The results of this collaboration were handed over to Ethiopia’s Ambassador, Teferi Melesse Desta, at a ceremony organised by The Scheherazade Foundation and held at the Athenaeum Club in London last Wednesday. The event was attended by numerous supporters of Ethiopian restitution.
The Foundation, led by its CEO the author Tahir Shah, is a UK not-for-profit private charity that has set out to track down and acquire culturally significant objects for return to Ethiopia. After the Embassy was alerted last June to the sale at a Bridport auctioneers of a set of three inscribed horn beakers, a leather-bound Coptic bible and an Ethiopian cross, collected by Major-General William Arbuthnot during the British Army’s Abyssinian campaign of 1867/68, the Embassy arranged for the sale of these items to be halted. At this point, Tahir Shah stepped in to purchase the objects. The inscription on one of these beakers (This Horn Taken at Magdala) provides a direct link with the Battle of Maqdala, the concluding event of this little-known and inglorious British campaign that sealed the fate of Emperor Tewodros II and led British troops on a rampage of looting.

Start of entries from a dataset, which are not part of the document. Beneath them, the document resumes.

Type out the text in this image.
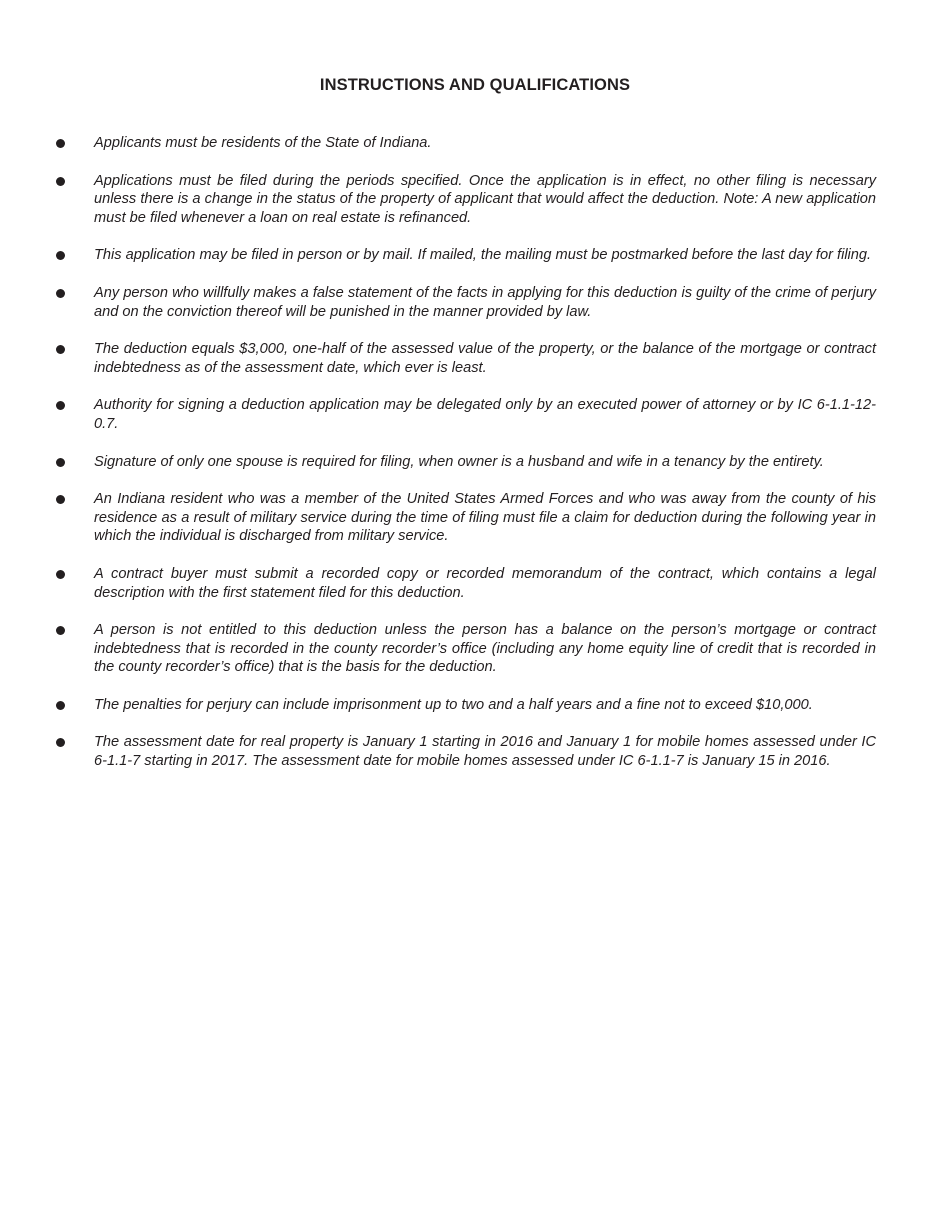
INSTRUCTIONS AND QUALIFICATIONS
Applicants must be residents of the State of Indiana.
Applications must be filed during the periods specified. Once the application is in effect, no other filing is necessary unless there is a change in the status of the property of applicant that would affect the deduction. Note: A new application must be filed whenever a loan on real estate is refinanced.
This application may be filed in person or by mail. If mailed, the mailing must be postmarked before the last day for filing.
Any person who willfully makes a false statement of the facts in applying for this deduction is guilty of the crime of perjury and on the conviction thereof will be punished in the manner provided by law.
The deduction equals $3,000, one-half of the assessed value of the property, or the balance of the mortgage or contract indebtedness as of the assessment date, which ever is least.
Authority for signing a deduction application may be delegated only by an executed power of attorney or by IC 6-1.1-12-0.7.
Signature of only one spouse is required for filing, when owner is a husband and wife in a tenancy by the entirety.
An Indiana resident who was a member of the United States Armed Forces and who was away from the county of his residence as a result of military service during the time of filing must file a claim for deduction during the following year in which the individual is discharged from military service.
A contract buyer must submit a recorded copy or recorded memorandum of the contract, which contains a legal description with the first statement filed for this deduction.
A person is not entitled to this deduction unless the person has a balance on the person’s mortgage or contract indebtedness that is recorded in the county recorder’s office (including any home equity line of credit that is recorded in the county recorder’s office) that is the basis for the deduction.
The penalties for perjury can include imprisonment up to two and a half years and a fine not to exceed $10,000.
The assessment date for real property is January 1 starting in 2016 and January 1 for mobile homes assessed under IC 6-1.1-7 starting in 2017. The assessment date for mobile homes assessed under IC 6-1.1-7 is January 15 in 2016.
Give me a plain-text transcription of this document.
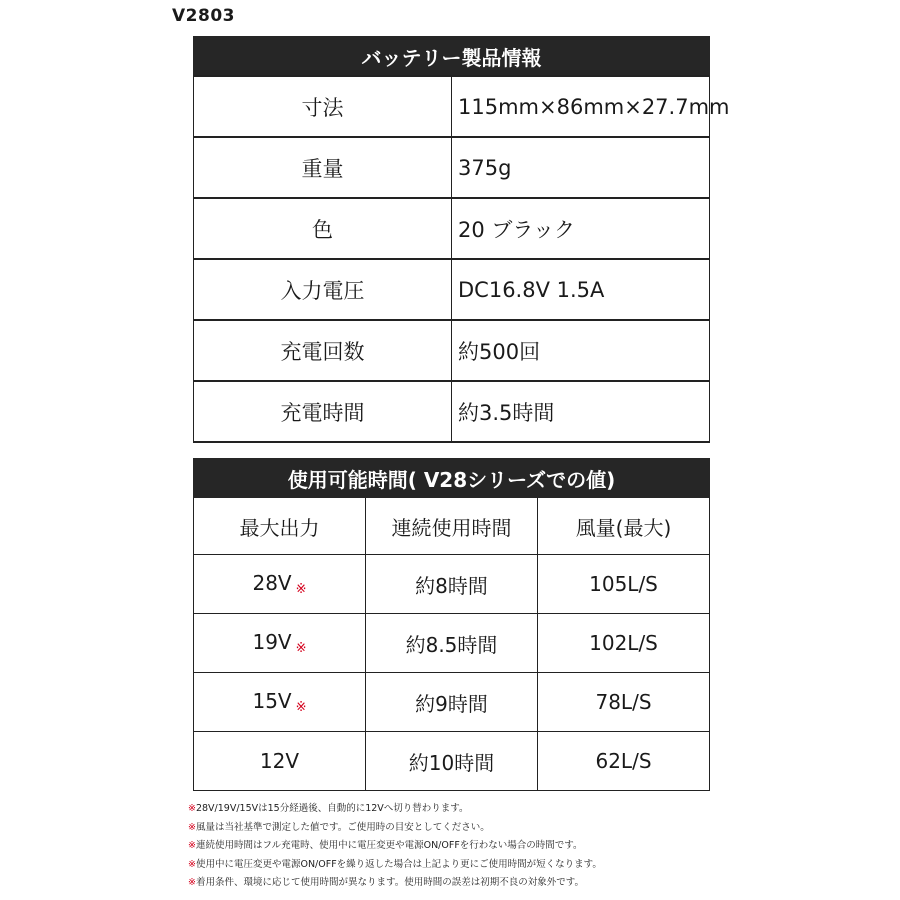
V2803
バッテリー製品情報	
寸法	115mm×86mm×27.7mm
重量	375g
色	20 ブラック
入力電圧	DC16.8V 1.5A
充電回数	約500回
充電時間	約3.5時間
使用可能時間( V28シリーズでの値)		
最大出力	連続使用時間	風量(最大)
28V ※	約8時間	105L/S
19V ※	約8.5時間	102L/S
15V ※	約9時間	78L/S
12V	約10時間	62L/S
※28V/19V/15Vは15分経過後、自動的に12Vへ切り替わります。
※風量は当社基準で測定した値です。ご使用時の目安としてください。
※連続使用時間はフル充電時、使用中に電圧変更や電源ON/OFFを行わない場合の時間です。
※使用中に電圧変更や電源ON/OFFを繰り返した場合は上記より更にご使用時間が短くなります。
※着用条件、環境に応じて使用時間が異なります。使用時間の誤差は初期不良の対象外です。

Not all the 16 Ethiopian artefacts handed over at the ceremony, including handwritten religious texts, crosses, a magical scroll, a crown and an Imperial shield, can be firmly linked to Maqdala. But all date to the same era and most were likely acquired during the same 1867/68 British expedition. Similar looted artefacts originating from Maqdala are now being identified in collections all around the world. The Foundation's aim is to recover as many of these objects as possible, using a crowdfunding campaign to finance their acquisition. Thirteen of the objects handed over at last week's London ceremony were acquired by the Foundation from the UK, the other objects came from the Netherlands and a private collector in Belgium.
Thanking the Foundation for their work in acquiring these artefacts, Ambassador Teferi Melesse Desta added his country still mourns the artefacts they’ve lost as a result of Britain's Abyssinian campaign, but believes their return can serve to strengthen relations between the UK and Ethiopia.
Ethiopia believes these returns will lead to further restitution initiatives, “especially at a time when retaining artefacts, notably human remains such as those of Prince Alemayehu in Windsor Chapel or sacred objects such as the holy Tabot Arks of the Covenant in the British Museum is becoming increasingly anachronistic, irrelevant and embarrassing”, added Dr Alula Pankhurst, a member of Ethiopia's National Heritage Restitution Committee.
Ethiopia's prospects for the return of these items do seem brighter than other contested objects. Prince Alemayehu was the son of Emperor Tewodros. At the age of seven he was taken by the British Army immediately following his father's death at Maqdala and sent to Britain where he was presented to Queen Victoria. After his death eleven years later, the Queen wrote in her diary: 'It is too sad! All alone in a strange country, without a single person or relative belonging to him..... His was no happy life'. He is buried in the crypt of St George's Chapel at Windsor Castle, a 'Royal Peculiar' where the authority of the monarch can supersede the authority of the diocese.
The case for returning the eleven sacred Tabots, concealed within the vaults of the British Museum, is equally strong. It requires nothing more than the Museum's trustees to acknowledge that items acquired as a result of a violent act of sacrilege that never have or ever will be exhibited or be made available for study, meet the Museum's own criteria for 'unfit to be retained'. As ReturningHeritage has highlighted in the past, returning the Museum's collection of Tabots requires trustees merely to comply with the Act. It does not involve a breach of the Act.
After this was written
Thirteen artefacts handed over to Ethiopia's Ambassador in London arrived at the Addis Ababa Bole International Airport on 20 November 2021, where they were
received
by government officials, including the new Minister of Tourism Nansi Challe.